Feu vert pour une taxation de 45 % sur l’importation des voitures chinoises : divisions en Europe et tensions avec Pékin

Le 4 octobre 2024, l’Union européenne a pris une décision historique en validant l’instauration de droits de douane allant jusqu’à 45 % sur les véhicules électriques importés de Chine. Ce mouvement, motivé par une enquête démontrant que les constructeurs chinois bénéficiaient de subventions massives de la part de leur gouvernement, vise à contrer une concurrence jugée déloyale. Si cette d​écision a été soutenue par une majorité de pays européens, elle met également en lumière les profondes divisions au sein de l’Union et fait craindre une escalade des tensions commerciales avec la Chine.

De quoi s’agit-il ?

La mesure consiste en une imposition de droits de douane additionnels pouvant aller jusqu’à 45 % sur les véhicules électriques fabriqués en Chine. L’enquête de la Commission européenne a révélé que ces constructeurs bénéficiaient d’importantes subventions publiques qui leur permettaient de vendre leurs voitures à des prix extrêmement compétitifs sur le marché européen, mettant en péril l’industrie automobile locale. Cette taxe vise à restaurer l’équité sur le marché européen, où les constructeurs locaux peinent à rivaliser face à cette concurrence subventionnée.

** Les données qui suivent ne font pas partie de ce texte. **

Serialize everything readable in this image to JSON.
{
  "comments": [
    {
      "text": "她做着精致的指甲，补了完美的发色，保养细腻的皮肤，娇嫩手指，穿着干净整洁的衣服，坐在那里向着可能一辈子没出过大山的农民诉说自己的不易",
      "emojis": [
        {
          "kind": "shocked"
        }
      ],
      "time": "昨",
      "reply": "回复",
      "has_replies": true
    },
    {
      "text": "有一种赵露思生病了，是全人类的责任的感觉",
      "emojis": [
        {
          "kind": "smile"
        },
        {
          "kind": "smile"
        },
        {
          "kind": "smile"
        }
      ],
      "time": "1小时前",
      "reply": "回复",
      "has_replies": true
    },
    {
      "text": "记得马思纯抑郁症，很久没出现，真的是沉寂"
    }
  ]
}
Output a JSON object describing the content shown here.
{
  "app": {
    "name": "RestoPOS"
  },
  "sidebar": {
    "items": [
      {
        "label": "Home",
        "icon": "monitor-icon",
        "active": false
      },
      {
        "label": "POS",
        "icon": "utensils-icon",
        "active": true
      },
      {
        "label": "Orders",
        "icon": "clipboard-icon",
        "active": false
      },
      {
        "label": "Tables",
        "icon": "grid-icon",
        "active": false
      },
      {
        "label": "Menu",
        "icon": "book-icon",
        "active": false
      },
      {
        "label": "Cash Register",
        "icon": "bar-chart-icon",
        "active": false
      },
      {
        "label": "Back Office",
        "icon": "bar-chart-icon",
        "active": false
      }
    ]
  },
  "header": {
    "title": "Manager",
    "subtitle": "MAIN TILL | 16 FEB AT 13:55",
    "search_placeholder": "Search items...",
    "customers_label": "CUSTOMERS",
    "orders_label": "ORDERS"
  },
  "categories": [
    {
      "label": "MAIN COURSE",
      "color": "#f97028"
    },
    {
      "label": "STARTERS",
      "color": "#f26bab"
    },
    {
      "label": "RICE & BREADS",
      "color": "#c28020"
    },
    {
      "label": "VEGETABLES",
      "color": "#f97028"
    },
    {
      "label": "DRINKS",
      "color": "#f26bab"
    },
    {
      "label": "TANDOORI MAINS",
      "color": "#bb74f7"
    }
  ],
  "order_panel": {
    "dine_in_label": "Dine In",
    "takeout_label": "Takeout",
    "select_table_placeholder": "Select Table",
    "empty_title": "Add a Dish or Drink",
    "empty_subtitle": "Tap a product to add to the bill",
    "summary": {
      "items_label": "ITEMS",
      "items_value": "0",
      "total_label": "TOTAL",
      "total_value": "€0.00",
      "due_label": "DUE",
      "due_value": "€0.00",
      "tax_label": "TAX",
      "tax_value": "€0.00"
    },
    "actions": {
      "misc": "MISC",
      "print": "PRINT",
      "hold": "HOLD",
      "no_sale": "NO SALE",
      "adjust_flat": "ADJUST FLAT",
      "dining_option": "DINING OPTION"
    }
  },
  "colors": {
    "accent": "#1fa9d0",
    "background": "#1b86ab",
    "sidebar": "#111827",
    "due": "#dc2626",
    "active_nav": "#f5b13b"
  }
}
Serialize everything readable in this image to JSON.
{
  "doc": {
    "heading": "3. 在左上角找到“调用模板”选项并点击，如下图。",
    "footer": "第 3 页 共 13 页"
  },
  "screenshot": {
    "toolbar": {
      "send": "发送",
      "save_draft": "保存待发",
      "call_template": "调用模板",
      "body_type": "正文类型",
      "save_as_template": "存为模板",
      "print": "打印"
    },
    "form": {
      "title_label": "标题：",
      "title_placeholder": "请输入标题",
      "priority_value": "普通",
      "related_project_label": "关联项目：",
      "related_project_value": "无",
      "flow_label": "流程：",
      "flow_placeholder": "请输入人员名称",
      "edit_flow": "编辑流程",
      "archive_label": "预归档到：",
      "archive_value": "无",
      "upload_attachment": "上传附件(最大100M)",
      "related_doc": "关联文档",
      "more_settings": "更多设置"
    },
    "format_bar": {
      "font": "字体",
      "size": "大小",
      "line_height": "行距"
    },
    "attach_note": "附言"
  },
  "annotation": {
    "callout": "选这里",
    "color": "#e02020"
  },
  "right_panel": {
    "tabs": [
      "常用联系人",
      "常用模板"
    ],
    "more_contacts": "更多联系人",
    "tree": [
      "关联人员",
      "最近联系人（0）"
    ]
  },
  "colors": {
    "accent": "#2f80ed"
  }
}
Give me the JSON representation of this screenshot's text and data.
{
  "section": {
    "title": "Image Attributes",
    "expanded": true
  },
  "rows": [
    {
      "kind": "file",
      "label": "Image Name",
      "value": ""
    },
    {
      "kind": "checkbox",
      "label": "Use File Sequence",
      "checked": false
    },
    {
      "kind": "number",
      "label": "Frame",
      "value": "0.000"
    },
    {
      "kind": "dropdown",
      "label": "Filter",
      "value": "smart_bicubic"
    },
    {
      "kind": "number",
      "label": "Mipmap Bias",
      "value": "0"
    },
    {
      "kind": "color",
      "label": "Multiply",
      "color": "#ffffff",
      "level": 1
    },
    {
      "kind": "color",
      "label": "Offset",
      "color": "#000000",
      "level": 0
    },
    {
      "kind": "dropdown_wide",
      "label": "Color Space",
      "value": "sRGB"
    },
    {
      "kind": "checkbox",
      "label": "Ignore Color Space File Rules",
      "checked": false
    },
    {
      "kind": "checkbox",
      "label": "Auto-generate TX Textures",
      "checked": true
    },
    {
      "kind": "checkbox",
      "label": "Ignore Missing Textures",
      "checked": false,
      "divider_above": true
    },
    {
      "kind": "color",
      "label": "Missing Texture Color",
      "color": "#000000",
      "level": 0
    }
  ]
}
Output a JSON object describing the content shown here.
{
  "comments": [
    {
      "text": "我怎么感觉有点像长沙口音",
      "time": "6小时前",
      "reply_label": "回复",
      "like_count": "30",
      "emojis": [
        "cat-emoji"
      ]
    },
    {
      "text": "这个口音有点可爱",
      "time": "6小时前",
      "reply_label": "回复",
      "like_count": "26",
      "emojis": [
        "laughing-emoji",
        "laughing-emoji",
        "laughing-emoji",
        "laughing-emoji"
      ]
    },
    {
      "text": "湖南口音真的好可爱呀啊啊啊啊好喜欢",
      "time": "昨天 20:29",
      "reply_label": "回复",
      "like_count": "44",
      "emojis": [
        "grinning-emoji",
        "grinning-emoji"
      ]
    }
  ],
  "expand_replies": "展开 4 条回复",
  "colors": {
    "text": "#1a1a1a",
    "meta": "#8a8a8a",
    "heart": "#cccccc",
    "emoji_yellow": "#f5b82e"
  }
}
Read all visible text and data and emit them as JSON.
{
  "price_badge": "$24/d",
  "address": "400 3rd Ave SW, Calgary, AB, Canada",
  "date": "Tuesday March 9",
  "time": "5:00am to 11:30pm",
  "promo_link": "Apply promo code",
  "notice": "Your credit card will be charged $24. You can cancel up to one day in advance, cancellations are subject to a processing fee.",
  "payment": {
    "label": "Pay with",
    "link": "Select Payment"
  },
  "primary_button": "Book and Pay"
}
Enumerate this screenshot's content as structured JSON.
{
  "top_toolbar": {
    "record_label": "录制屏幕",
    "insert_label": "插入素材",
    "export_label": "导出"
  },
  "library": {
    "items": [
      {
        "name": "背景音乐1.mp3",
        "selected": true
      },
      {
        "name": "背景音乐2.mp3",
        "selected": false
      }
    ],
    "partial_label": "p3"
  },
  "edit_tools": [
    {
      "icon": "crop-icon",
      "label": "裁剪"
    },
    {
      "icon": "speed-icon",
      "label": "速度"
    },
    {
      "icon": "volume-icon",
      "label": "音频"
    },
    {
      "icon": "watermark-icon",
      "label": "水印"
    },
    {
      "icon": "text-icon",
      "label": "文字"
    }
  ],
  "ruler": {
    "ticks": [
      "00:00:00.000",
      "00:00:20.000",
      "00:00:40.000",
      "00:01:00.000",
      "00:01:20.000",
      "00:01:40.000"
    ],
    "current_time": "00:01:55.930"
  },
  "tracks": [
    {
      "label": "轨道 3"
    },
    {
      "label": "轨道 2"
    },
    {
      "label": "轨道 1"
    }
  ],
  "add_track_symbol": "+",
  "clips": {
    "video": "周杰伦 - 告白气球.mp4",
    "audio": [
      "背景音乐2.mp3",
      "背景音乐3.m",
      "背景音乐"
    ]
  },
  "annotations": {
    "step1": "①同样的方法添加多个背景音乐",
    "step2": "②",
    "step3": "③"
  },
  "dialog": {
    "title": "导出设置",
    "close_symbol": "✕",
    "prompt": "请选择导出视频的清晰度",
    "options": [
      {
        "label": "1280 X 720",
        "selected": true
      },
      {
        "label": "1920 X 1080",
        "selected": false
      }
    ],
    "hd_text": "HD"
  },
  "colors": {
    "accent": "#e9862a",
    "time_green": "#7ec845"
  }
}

Les droits de douane, qui s’ajoutent aux 10 % déjà en vigueur, s’élèveront en fonction de la collaboration des constructeurs chinois lors de l’enquête. Par exemple, le constructeur SAIC sera frappé d’une taxe de 35,3 %, Geely de 18,8 %, BYD de 17 %, Tesla (qui fabrique certains de ses modèles en Chine) de 7 %, tandis que d’autres constructeurs devront s’acquitter de 20,7 %.

À partir de quand ?

Les nouveaux droits de douane entreront en vigueur fin octobre 2024, ce qui laisse peu de temps aux constructeurs chinois pour adapter leur stratégie. Cette mesure vise à freiner l’importation des véhicules produits en Chine, tout en encourageant une production localisée sur le sol européen. L’objectif de la Commission est clair : protéger les 14 millions d’emplois liés à l’industrie automobile en Europe.

Qui a voté quoi ?

Le vote des États membres de l’Union européenne a révélé des divisions marquées :

  • Dix pays, parmi lesquels la France et l’Italie, ont voté en faveur de cette taxation, voyant dans cette mesure une opportunité de redonner de l’air à leur industrie automobile locale.
  • Cinq pays, menés par l’Allemagne, se sont fermement opposés à cette décision. L’Allemagne craint que ces mesures n’entraînent des représailles commerciales de la part de la Chine, un partenaire économique crucial, notamment pour les grands constructeurs allemands comme Volkswagen et BMW.
  • Douze pays, dont la Belgique, ont choisi de s’abstenir, préférant une position plus prudente compte tenu des intérêts économiques stratégiques en jeu.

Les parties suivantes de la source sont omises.